The output should look like this:
```
maturin build --release
🔗 Found pyo3 bindings
🐍 Found CPython 3.9 at /workspace/model-performance/michaelfeil/.asdf/installs/python/3.9.21/bin/python3
    Finished `dev` profile [unoptimized + debuginfo] target(s) in 0.75s
🖨  Copied external shared libraries to package truss_transfer.libs directory:
    /usr/lib/x86_64-linux-gnu/libssl.so.3
    /usr/lib/x86_64-linux-gnu/libcrypto.so.3
📦 Built wheel for CPython 3.9 to /workspace/model-performance/michaelfeil/truss/truss-transfer/target/wheels/truss_transfer-0.1.0-cp39-cp39-manylinux_2_34_x86_64.whl
```

### Release a new version and make it the default version used in the serving image builder for new deploys
truss-transfer gets bundled with truss in the context-builder phase.

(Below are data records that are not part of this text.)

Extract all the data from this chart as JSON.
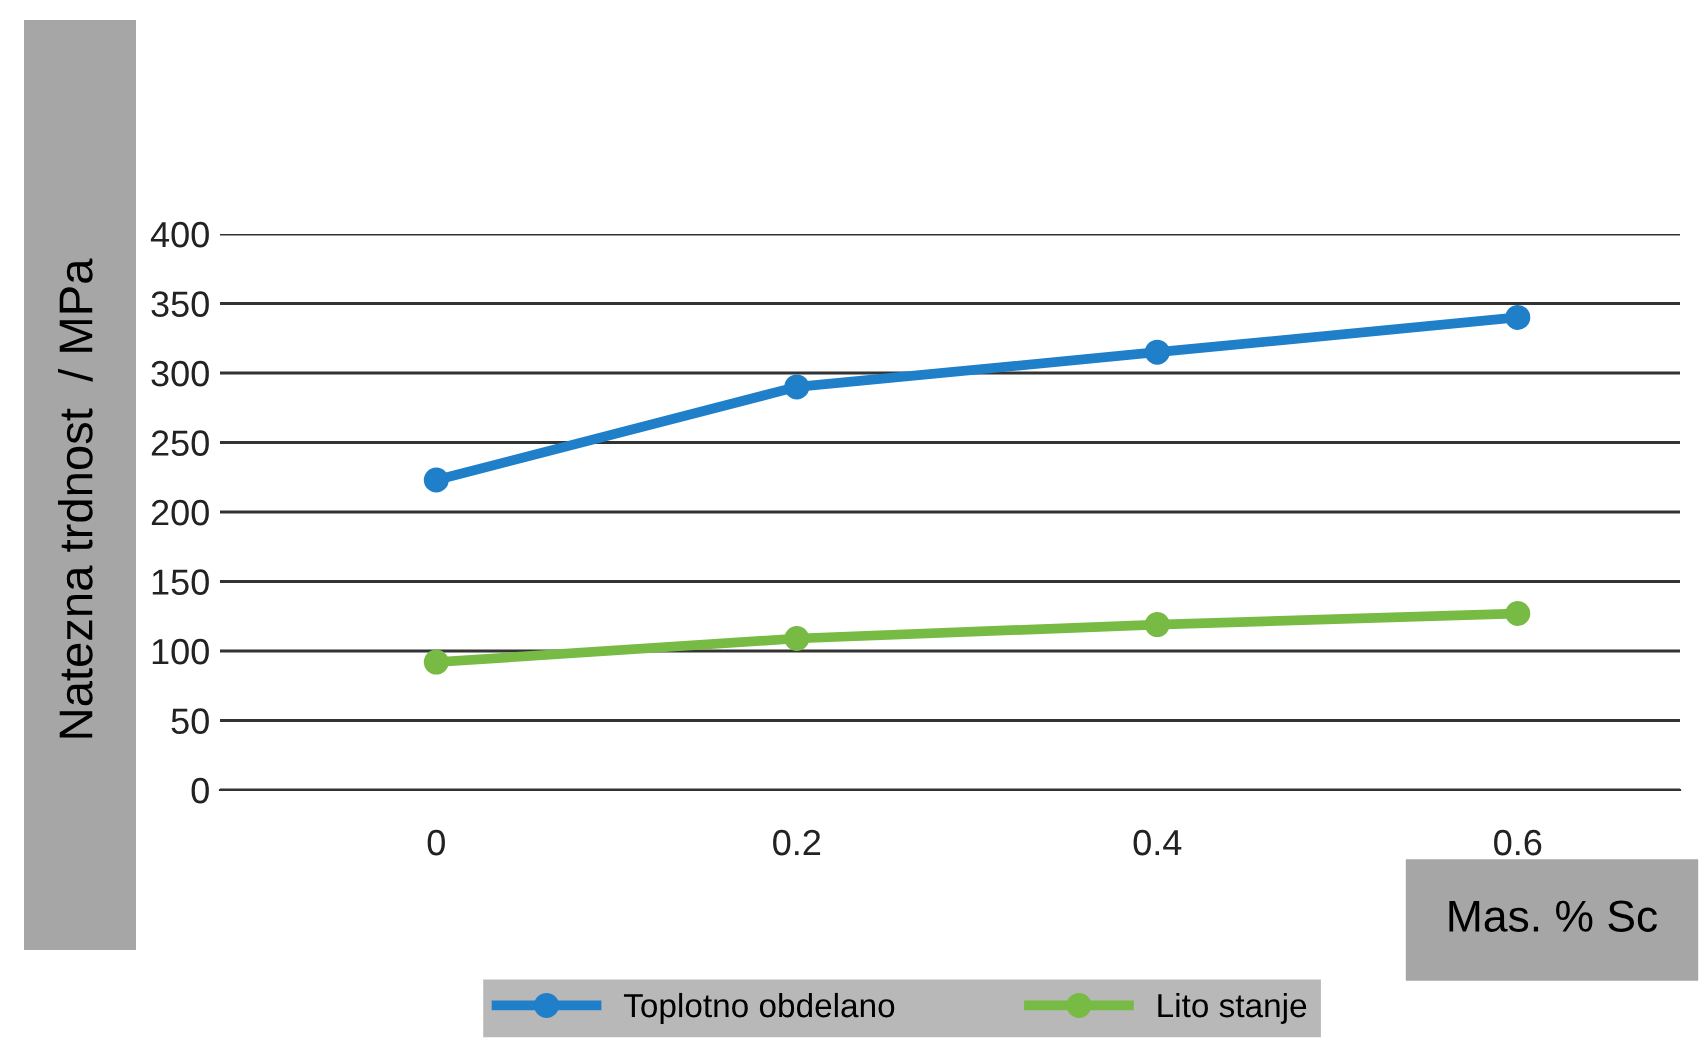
{
  "chart_data": {
    "type": "line",
    "xlabel": "Mas. % Sc",
    "ylabel": "Natezna trdnost  / MPa",
    "x": [
      0,
      0.2,
      0.4,
      0.6
    ],
    "series": [
      {
        "name": "Toplotno obdelano",
        "color": "#1f7fc9",
        "values": [
          223,
          290,
          315,
          340
        ]
      },
      {
        "name": "Lito stanje",
        "color": "#77bb44",
        "values": [
          92,
          109,
          119,
          127
        ]
      }
    ],
    "xlim": [
      -0.12,
      0.69
    ],
    "xticks": [
      0,
      0.2,
      0.4,
      0.6
    ],
    "ylim": [
      0,
      400
    ],
    "yticks": [
      0,
      50,
      100,
      150,
      200,
      250,
      300,
      350,
      400
    ],
    "grid": "y",
    "legend": "bottom",
    "marker": "circle",
    "line_style": "solid"
  }
}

In this phase, the truss-transfer version gets installed.
To make truss-transfer bundeable, it needs to be published to pypi and github releases.

1. Open a PR with rust changes
2. Change the version to x.z.y+1.rc0 in Cargo.toml and push change to branch a.
3. Run a `Buid and Release truss-transfer" action https://github.com/basetenlabs/truss/actions with "release to pypi = true" on this branch a.
4. Make x.z.y+1.rc0  as truss pyproject.toml, and templates/server/requirements.txt dependency
5. Edit truss to a new truss.rcX, publish truss.rcX to pypy.org (main.yml action)
6. pip install truss=truss.rcX locally and truss push (on example that uses python truss)
7. Merge PR
8. Wait for CLI binary to be released under assets as part of a new tag (https://github.com/basetenlabs/truss/releases)
9. add the CLI to the server.Dockerfile.jinja to have it available for trussless.